Why does this dreadful waste of talent occur? For two reasons, I think: These students do not grasp the value of a college education to their future, and they do not believe us when we say that we can make college financially possible. We in higher education must develop a more coordinated, more effective strategy to reach talented students from lower-income families. I do not have a recipe, but here are some elements that ought to be in the picture:
* Families have to be recruited, as well as students. The attitude of impossibility runs deeper than the student.
* We need to identify strong talent in middle school and work with talented students and families to target college all through high school. Research shows that decisions about going to college are generally made before high school or early in high school.
* We need to help students and families understand how finances can be addressed much sooner than when the FAFSA form comes out in the student's senior year.
* We need to simplify financial aid packaging. It is typically much too complex now to inspire confidence in these families.
Fifth and finally, we must address costs. More specifically, we must mount serious, effective efforts to limit the rate of growth in the educational cost per student. It is in the range of 4.5 percent per year, a substantially inflationary figure, but more important, a figure significantly larger than the long-term growth rate of the economy.
We all know that there are good reasons for it: Our labor-intensive business is built on rare talent, and inflation drives up salary costs. There also are progressively added costs associated with the growth of knowledge and the facilities required for teaching.
But it is very likely that a growth rate of 4.5 percent cannot be sustained indefinitely. Of course, we can reduce the growth rate of costs by degrading quality. That is not the answer. We need to look for ways to take that growth rate down while sustaining high quality, so that whatever advances are made along that line can become broadly shared among us. This is hard, but it is important for the stability of our mission and our work.
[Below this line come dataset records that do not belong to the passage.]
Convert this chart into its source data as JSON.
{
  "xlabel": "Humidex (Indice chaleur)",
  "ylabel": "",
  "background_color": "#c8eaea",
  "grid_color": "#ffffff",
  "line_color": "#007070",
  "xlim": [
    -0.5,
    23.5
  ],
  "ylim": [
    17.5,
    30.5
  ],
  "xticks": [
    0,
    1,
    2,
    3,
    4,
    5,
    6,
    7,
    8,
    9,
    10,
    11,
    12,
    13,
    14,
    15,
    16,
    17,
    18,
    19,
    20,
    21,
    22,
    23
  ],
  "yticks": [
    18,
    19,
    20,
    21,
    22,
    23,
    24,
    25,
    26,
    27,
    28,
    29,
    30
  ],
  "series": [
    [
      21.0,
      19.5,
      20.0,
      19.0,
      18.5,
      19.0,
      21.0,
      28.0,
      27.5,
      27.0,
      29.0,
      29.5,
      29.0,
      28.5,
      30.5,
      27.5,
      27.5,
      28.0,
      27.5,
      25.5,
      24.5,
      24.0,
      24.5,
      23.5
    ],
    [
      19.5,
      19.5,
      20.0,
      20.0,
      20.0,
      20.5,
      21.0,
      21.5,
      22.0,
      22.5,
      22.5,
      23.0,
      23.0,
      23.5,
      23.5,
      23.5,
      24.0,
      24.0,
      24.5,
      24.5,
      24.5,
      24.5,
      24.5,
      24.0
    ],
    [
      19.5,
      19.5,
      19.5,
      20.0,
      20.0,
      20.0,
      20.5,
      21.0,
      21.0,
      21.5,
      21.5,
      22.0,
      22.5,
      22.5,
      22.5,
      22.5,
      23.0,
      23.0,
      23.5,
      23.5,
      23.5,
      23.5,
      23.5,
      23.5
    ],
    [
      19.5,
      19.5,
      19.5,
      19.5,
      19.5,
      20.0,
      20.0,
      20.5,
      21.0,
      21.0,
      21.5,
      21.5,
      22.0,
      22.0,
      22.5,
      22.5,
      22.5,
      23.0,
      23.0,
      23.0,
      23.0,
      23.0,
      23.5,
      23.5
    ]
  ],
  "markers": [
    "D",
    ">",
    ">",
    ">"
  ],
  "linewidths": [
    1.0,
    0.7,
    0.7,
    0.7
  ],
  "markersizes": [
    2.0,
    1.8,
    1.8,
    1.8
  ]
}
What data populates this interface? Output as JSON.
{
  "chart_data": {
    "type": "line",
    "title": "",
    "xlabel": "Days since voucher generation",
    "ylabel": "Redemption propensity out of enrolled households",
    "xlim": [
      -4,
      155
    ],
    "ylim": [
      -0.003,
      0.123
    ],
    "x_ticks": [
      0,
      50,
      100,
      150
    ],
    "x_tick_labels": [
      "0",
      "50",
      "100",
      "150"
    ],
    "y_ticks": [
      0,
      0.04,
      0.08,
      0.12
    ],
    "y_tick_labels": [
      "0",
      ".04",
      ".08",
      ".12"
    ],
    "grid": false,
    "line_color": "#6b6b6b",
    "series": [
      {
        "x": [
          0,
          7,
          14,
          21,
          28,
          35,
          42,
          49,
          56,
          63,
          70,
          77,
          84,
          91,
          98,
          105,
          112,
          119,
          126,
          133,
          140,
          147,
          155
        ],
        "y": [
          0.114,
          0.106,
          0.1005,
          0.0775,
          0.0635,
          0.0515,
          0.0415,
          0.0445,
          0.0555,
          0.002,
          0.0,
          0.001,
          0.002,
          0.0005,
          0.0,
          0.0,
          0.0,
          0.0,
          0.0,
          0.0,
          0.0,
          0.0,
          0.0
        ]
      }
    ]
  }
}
It merits serious initiative, both collaborative and local.
Conclusion
Sometime in the past two or three decades, the emphasis has shifted from the common good to individual benefit. There is nothing inherently wrong with self-interest, of course, but it cannot be the foundation of higher education.
Is anyone looking out for the common good? We are, and we need to tell that story. Our continuing obligation is to give this and future generations the discipline to take a longer, fuller view. Surely such a wish is not quixotic, because we know from our own history that such discipline existed and was sustained in public life right here in America.
Note:
1. Kerr, C. (1963). The uses of the university. Cambridge, MA: Harvard University Press.
LARRY R. FAULKNER is president of the University of Texas at Austin. This article is adapted from his remarks delivered at ACE's 87th Annual Meeting, held in February 2005.